Zusätzlich zu ihren Empfehlungen für die ersten 12 Schwangerschaftswochen sagte die Kommission, dass es für das mittlere Stadium der Schwangerschaft Sache des Gesetzgebers sein sollte, zu entscheiden, ob und wie lange eine Abtreibung legal sein soll, während im letzten Trimester Abtreibungen sollten nicht erlaubt sein, es sei denn, es liegen schwerwiegende medizinische oder soziale Gründe vor.

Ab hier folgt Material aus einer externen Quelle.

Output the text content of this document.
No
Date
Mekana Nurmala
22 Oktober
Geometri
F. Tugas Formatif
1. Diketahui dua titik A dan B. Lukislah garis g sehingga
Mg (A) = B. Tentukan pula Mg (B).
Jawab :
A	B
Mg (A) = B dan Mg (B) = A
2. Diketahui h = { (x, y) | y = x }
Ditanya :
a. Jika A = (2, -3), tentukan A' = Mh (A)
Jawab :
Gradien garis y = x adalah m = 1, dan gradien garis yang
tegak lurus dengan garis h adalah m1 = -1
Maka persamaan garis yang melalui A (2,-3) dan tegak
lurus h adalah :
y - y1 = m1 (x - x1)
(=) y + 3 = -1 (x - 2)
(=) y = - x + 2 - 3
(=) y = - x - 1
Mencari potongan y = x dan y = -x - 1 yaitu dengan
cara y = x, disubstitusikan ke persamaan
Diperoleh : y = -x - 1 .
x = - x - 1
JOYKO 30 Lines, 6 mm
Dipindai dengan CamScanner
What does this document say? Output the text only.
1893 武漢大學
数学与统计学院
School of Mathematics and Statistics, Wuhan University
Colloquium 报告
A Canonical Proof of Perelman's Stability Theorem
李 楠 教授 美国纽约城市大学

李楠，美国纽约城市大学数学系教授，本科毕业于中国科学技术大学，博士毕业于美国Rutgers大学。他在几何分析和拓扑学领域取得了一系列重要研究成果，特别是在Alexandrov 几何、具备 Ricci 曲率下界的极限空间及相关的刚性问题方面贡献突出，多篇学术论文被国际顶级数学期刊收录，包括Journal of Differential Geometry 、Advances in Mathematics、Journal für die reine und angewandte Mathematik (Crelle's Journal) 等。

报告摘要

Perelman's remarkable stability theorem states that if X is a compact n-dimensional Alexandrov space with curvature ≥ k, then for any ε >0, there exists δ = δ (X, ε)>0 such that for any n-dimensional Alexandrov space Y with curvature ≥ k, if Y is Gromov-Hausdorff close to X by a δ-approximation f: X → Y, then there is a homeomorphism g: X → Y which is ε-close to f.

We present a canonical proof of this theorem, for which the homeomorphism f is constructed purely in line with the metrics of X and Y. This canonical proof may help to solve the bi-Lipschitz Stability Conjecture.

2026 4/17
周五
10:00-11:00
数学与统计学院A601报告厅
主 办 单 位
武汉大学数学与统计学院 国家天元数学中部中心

„Je kürzer die Schwangerschaft, desto wahrscheinlicher ist es, dass eine Abtreibung zugelassen wird; und je älter das Gestationsalter, desto größer sind die Bedürfnisse des ungeborenen Kindes“, sagten die Kommissionsmitglieder in einer Zusammenfassung ihres Berichts, den sie am Donnerstag den Ministern der Regierung überreichten.

Bundesgesundheitsminister Karl Lauterbach sagte, die wissenschaftliche Expertise des Berichts sei „eine große Hilfe bei der Beantwortung komplexer ethischer Fragen zur reproduktiven Selbstbestimmung und Reproduktionsmedizin“.

Lauterbach warnte davor, die Veröffentlichung des Berichts als Auslöser zu nutzen, um die Debatte über die Legitimität der Abtreibung neu zu entfachen.

„Was wir in Deutschland nicht brauchen, ist eine weitere gesellschaftlich spaltende Debatte“, fügte der Minister hinzu. „Deshalb appelliere ich an alle, sachlich zu reagieren, sachlich zu diskutieren, nicht in eine ideologische Debatte zu verfallen.“

Er sagte, die Regierung werde den Bericht auch ausführlich diskutieren und ihn dem Parlament vorlegen.